Sharing their wealth means that board members are willing to make a meaningful financial commitment to your organization and will actively encourage others to do the same. A meaningful contribution can vary based on the income level of board members, but what’s important is that board members are making their most significant gifts to the organizations they serve. If your organization is not in a board member’s top three philanthropies, it’s time to make a change. The expectation that board members must financially support your organization needs to be spelled out clearly when they are recruited.

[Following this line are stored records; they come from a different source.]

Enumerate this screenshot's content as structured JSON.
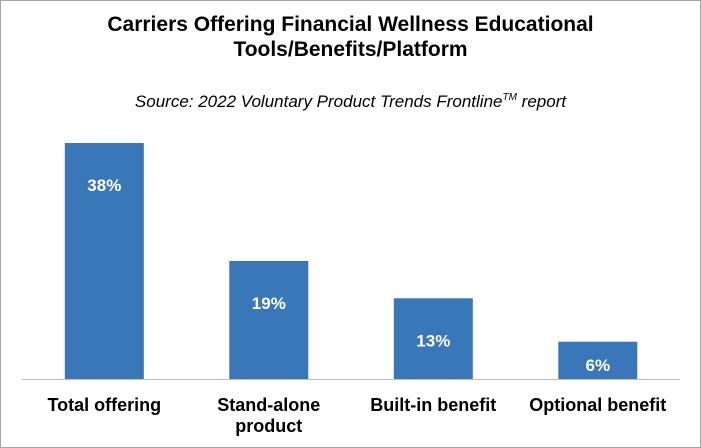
{
  "chart_data": {
    "type": "bar",
    "title_line1": "Carriers Offering Financial Wellness Educational",
    "title_line2": "Tools/Benefits/Platform",
    "subtitle_main": "Source: 2022 Voluntary Product Trends Frontline",
    "subtitle_sup": "TM",
    "subtitle_end": " report",
    "categories": [
      "Total offering",
      "Stand-alone product",
      "Built-in benefit",
      "Optional benefit"
    ],
    "category_lines": [
      [
        "Total offering"
      ],
      [
        "Stand-alone",
        "product"
      ],
      [
        "Built-in benefit"
      ],
      [
        "Optional benefit"
      ]
    ],
    "values": [
      38,
      19,
      13,
      6
    ],
    "value_labels": [
      "38%",
      "19%",
      "13%",
      "6%"
    ],
    "ylim": [
      0,
      40
    ],
    "xlabel": "",
    "ylabel": "",
    "grid": false,
    "legend": "none",
    "bar_color": "#3a77b8"
  }
}
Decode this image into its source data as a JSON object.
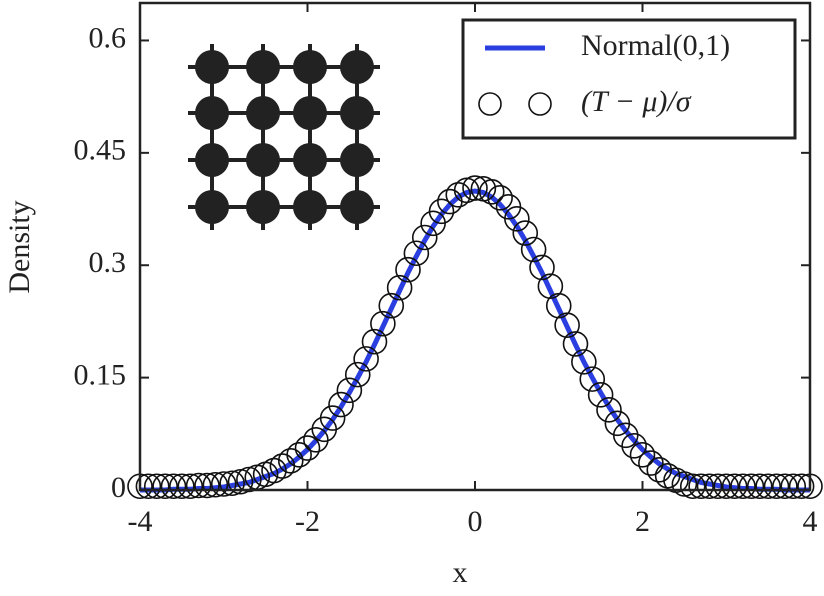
{
  "chart_data": {
    "type": "line",
    "x_label": "x",
    "y_label": "Density",
    "x": [
      -4,
      -3.9,
      -3.8,
      -3.7,
      -3.6,
      -3.5,
      -3.4,
      -3.3,
      -3.2,
      -3.1,
      -3,
      -2.9,
      -2.8,
      -2.7,
      -2.6,
      -2.5,
      -2.4,
      -2.3,
      -2.2,
      -2.1,
      -2,
      -1.9,
      -1.8,
      -1.7,
      -1.6,
      -1.5,
      -1.4,
      -1.3,
      -1.2,
      -1.1,
      -1,
      -0.9,
      -0.8,
      -0.7,
      -0.6,
      -0.5,
      -0.4,
      -0.3,
      -0.2,
      -0.1,
      0,
      0.1,
      0.2,
      0.3,
      0.4,
      0.5,
      0.6,
      0.7,
      0.8,
      0.9,
      1,
      1.1,
      1.2,
      1.3,
      1.4,
      1.5,
      1.6,
      1.7,
      1.8,
      1.9,
      2,
      2.1,
      2.2,
      2.3,
      2.4,
      2.5,
      2.6,
      2.7,
      2.8,
      2.9,
      3,
      3.1,
      3.2,
      3.3,
      3.4,
      3.5,
      3.6,
      3.7,
      3.8,
      3.9,
      4
    ],
    "series": [
      {
        "name": "Normal(0,1)",
        "color": "#2b3fe0",
        "marker": "line",
        "values": [
          0,
          0,
          0,
          0,
          0.001,
          0.001,
          0.001,
          0.002,
          0.002,
          0.003,
          0.004,
          0.006,
          0.008,
          0.01,
          0.014,
          0.018,
          0.022,
          0.028,
          0.035,
          0.044,
          0.054,
          0.066,
          0.079,
          0.094,
          0.111,
          0.13,
          0.15,
          0.171,
          0.194,
          0.218,
          0.242,
          0.266,
          0.29,
          0.312,
          0.333,
          0.352,
          0.368,
          0.381,
          0.391,
          0.397,
          0.399,
          0.397,
          0.391,
          0.381,
          0.368,
          0.352,
          0.333,
          0.312,
          0.29,
          0.266,
          0.242,
          0.218,
          0.194,
          0.171,
          0.15,
          0.13,
          0.111,
          0.094,
          0.079,
          0.066,
          0.054,
          0.044,
          0.035,
          0.028,
          0.022,
          0.018,
          0.014,
          0.01,
          0.008,
          0.006,
          0.004,
          0.003,
          0.002,
          0.002,
          0.001,
          0.001,
          0.001,
          0,
          0,
          0,
          0
        ]
      },
      {
        "name": "(T − μ)/σ",
        "color": "#111111",
        "marker": "circle",
        "values": [
          0.005,
          0.005,
          0.005,
          0.005,
          0.005,
          0.005,
          0.005,
          0.006,
          0.006,
          0.007,
          0.008,
          0.009,
          0.011,
          0.014,
          0.017,
          0.021,
          0.026,
          0.032,
          0.039,
          0.047,
          0.056,
          0.067,
          0.081,
          0.096,
          0.114,
          0.133,
          0.154,
          0.175,
          0.198,
          0.222,
          0.246,
          0.27,
          0.294,
          0.316,
          0.337,
          0.356,
          0.372,
          0.385,
          0.394,
          0.4,
          0.403,
          0.402,
          0.398,
          0.39,
          0.378,
          0.362,
          0.343,
          0.321,
          0.297,
          0.272,
          0.246,
          0.22,
          0.195,
          0.171,
          0.148,
          0.127,
          0.107,
          0.089,
          0.073,
          0.059,
          0.047,
          0.036,
          0.027,
          0.019,
          0.013,
          0.008,
          0.005,
          0.005,
          0.005,
          0.005,
          0.005,
          0.005,
          0.005,
          0.005,
          0.005,
          0.005,
          0.005,
          0.005,
          0.005,
          0.005,
          0.005
        ]
      }
    ],
    "xlim": [
      -4,
      4
    ],
    "xticks": [
      -4,
      -2,
      0,
      2,
      4
    ],
    "ylim": [
      0,
      0.65
    ],
    "yticks": [
      0,
      0.15,
      0.3,
      0.45,
      0.6
    ],
    "legend": "upper right"
  }
}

Unfortunately, we hear from too many nonprofits about poor behavior by board members across the spectrum of the “Four W’s”—those who talk negatively in public about the nonprofit they serve, disparage the staff, share confidential plans outside the boardroom, don’t come to meetings regularly, won’t make a gift, and complain about the time they’re wasting on board activities.
When board members behave badly, there’s work to be done. It’s up to the executive director to inform the chair of the board when members are not living up to their commitment. In turn, the chair must act swiftly and firmly to address these negative behaviors and to remind board members of their obligations of board service.
Membership on a nonprofit’s board of directors carries with it a commitment to advance the interests of the organization. Service to a nonprofit and its mission should be a rewarding experience for all board members. That service can be enhanced by dedication to follow “The Four W’s” with members willing to share their witness, work, wisdom and wealth.